In 1966, he had one of his best seasons. He played in 63 games with 129 plate appearances, hitting .270, and playing in the 1966 World Series, in which he had one hit in one at bat, a pinch-hit single in the ninth inning of Game 4 off of Dave McNally.

In 1967 he had his most productive season to-date. In 384 plate appearances, he hit 16 home runs (a career high) with 50 runs batted in and a .277 average. He was voted Dodger of the Year. "I was young, fun and wacky, and I had L.A. in my hands," he said. Ferrara appeared on episodes of Gilligan’s Island and Batman through connections with fans in show business and through former teammate Lee Walls, who had become a talent agent. "That all came from being a player. I wasn't willing to put in the effort to pursue a real acting career."

He played in only two games in 1968. In the Dodgers' second game of the season, he was chasing down a line drive to the outfield by the Mets' Tommie Agee when he caught a spike in a sprinkler and broke his ankle, ending his season and his Dodgers' career.

He was picked by the San Diego Padres in the 1969 expansion draft, becoming one of the original Padres in 1969. In 1969, he hit .260 with 14 home runs and 56 RBIs, and followed that up with another good season in 1970, hitting .277 with 13 home runs and 51 RBIs.

Ferrara had a notable effort in a 2-1 loss to Tom Seaver and the Mets on April 22, 1970. Ferrara hit a 2nd inning home run to account for the Padres lone run. However, Seaver fanned 19 Padres, tying a record at the time (since broken). Seaver's performance included getting the last 10 batters in a row. Ferrara served as both the first and last victim of the streak, striking out swinging to end the game.

In 1971, after playing 17 games with the Padres, he was traded to the Cincinnati Reds, appearing in 32 games almost exclusively as a pinch-hitter. His final major league game was on September 1, 1971.

==After baseball==
In 1974 Ferrara appeared as a contestant on Match Game '74, listing his profession as a "freelance piano buyer." Ferrara played to a zero-zero tie against defending champion Marlena Crews; Ferrara lost the game in a tiebreaker match.
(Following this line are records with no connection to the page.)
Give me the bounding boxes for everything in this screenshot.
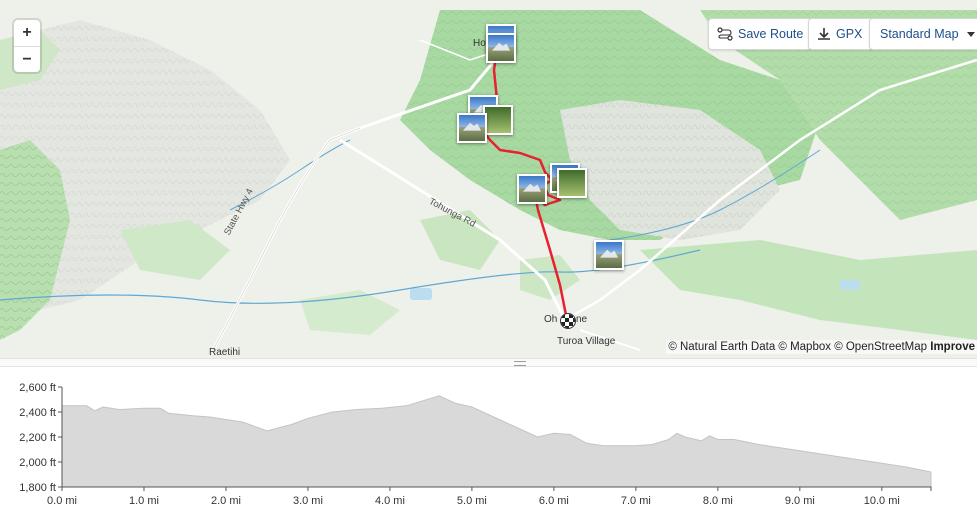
x-tick-label: 1.0 mi (129, 495, 159, 507)
x-tick-label: 2.0 mi (211, 495, 241, 507)
photo-marker[interactable] (557, 168, 587, 198)
map-view[interactable]: + − Save Route GPX Standard Map Ho Oh ne… (0, 0, 977, 358)
elevation-area (61, 395, 932, 488)
y-tick-label: 2,200 ft (19, 432, 56, 444)
minus-icon: − (22, 51, 32, 68)
improve-link[interactable]: Improve (930, 341, 975, 353)
checkered-flag-icon[interactable] (560, 313, 576, 329)
place-label-oh: Oh (544, 314, 558, 325)
zoom-control: + − (14, 20, 40, 72)
plus-icon: + (22, 24, 32, 41)
x-tick-label: 9.0 mi (785, 495, 815, 507)
x-tick-label: 0.0 mi (47, 495, 77, 507)
y-tick-label: 2,000 ft (19, 457, 56, 469)
x-tick-label: 3.0 mi (293, 495, 323, 507)
place-label-village: Turoa Village (557, 336, 616, 347)
map-attribution[interactable]: © Natural Earth Data © Mapbox © OpenStre… (666, 340, 977, 354)
download-icon (818, 28, 830, 40)
photo-marker[interactable] (483, 105, 513, 135)
x-tick-label: 10.0 mi (864, 495, 900, 507)
x-tick-label: 4.0 mi (375, 495, 405, 507)
y-tick-label: 2,400 ft (19, 407, 56, 419)
gpx-button[interactable]: GPX (808, 18, 874, 50)
x-tick-label: 5.0 mi (457, 495, 487, 507)
attribution-text: © Natural Earth Data © Mapbox © OpenStre… (668, 341, 931, 353)
zoom-in-button[interactable]: + (14, 20, 40, 46)
y-tick-label: 1,800 ft (19, 482, 56, 494)
x-tick-label: 7.0 mi (621, 495, 651, 507)
route-icon (717, 27, 733, 41)
save-route-label: Save Route (738, 27, 804, 41)
photo-marker[interactable] (457, 113, 487, 143)
x-tick-label: 6.0 mi (539, 495, 569, 507)
y-tick-label: 2,600 ft (19, 382, 56, 394)
photo-marker[interactable] (594, 240, 624, 270)
x-tick-label: 8.0 mi (703, 495, 733, 507)
save-route-button[interactable]: Save Route (708, 18, 812, 50)
zoom-out-button[interactable]: − (14, 46, 40, 73)
caret-down-icon (966, 31, 975, 37)
gpx-label: GPX (836, 27, 863, 41)
place-label-top: Ho (473, 38, 486, 49)
photo-marker[interactable] (517, 174, 547, 204)
map-style-select[interactable]: Standard Map (869, 18, 977, 50)
place-label-ne: ne (576, 314, 588, 325)
place-label-raetihi: Raetihi (209, 347, 241, 358)
photo-marker[interactable] (486, 33, 516, 63)
map-style-label: Standard Map (880, 27, 959, 41)
elevation-chart[interactable]: 1,800 ft 2,000 ft 2,200 ft 2,400 ft 2,600 ft… (0, 366, 977, 527)
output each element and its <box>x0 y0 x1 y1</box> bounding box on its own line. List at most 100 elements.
After leaving baseball, he spent four years as a greeter at the Martoni Marquis on Sunset Strip in Los Angeles before going into sales for various home-improvement companies, eventually starting his own company, Major League Construction. That work lasted 30 years; Ferrara sold his business and retired in 2005 at age 65. Then, the recession of 2008 occurred and Ferrara lost about a quarter of his retirement savings. “Going back into sales or getting a job would have been rough at my age, so I decided to go back home . . . and called the Dodgers.”

The Dodgers put Ferrara to work in their community relations department in July 2009. He visited elementary schools and read Dr. Seuss books to the kids; he cautioned teens about the evils of alcohol, tobacco and drugs; and he entertained guests at some Dodger home games. He at one point lived with Kay Donno, who by 2013 was his companion of over 35 years.

Ferrara was previously married twice, once at age 20 and again at age 30. He had a son, Al Ferrara III of West Islip, New York, a daughter-in-law Maureen, and two grandchildren, Alfred IV and Samantha.

Ferrara died from pneumonia on November 15, 2024, at the age of 84.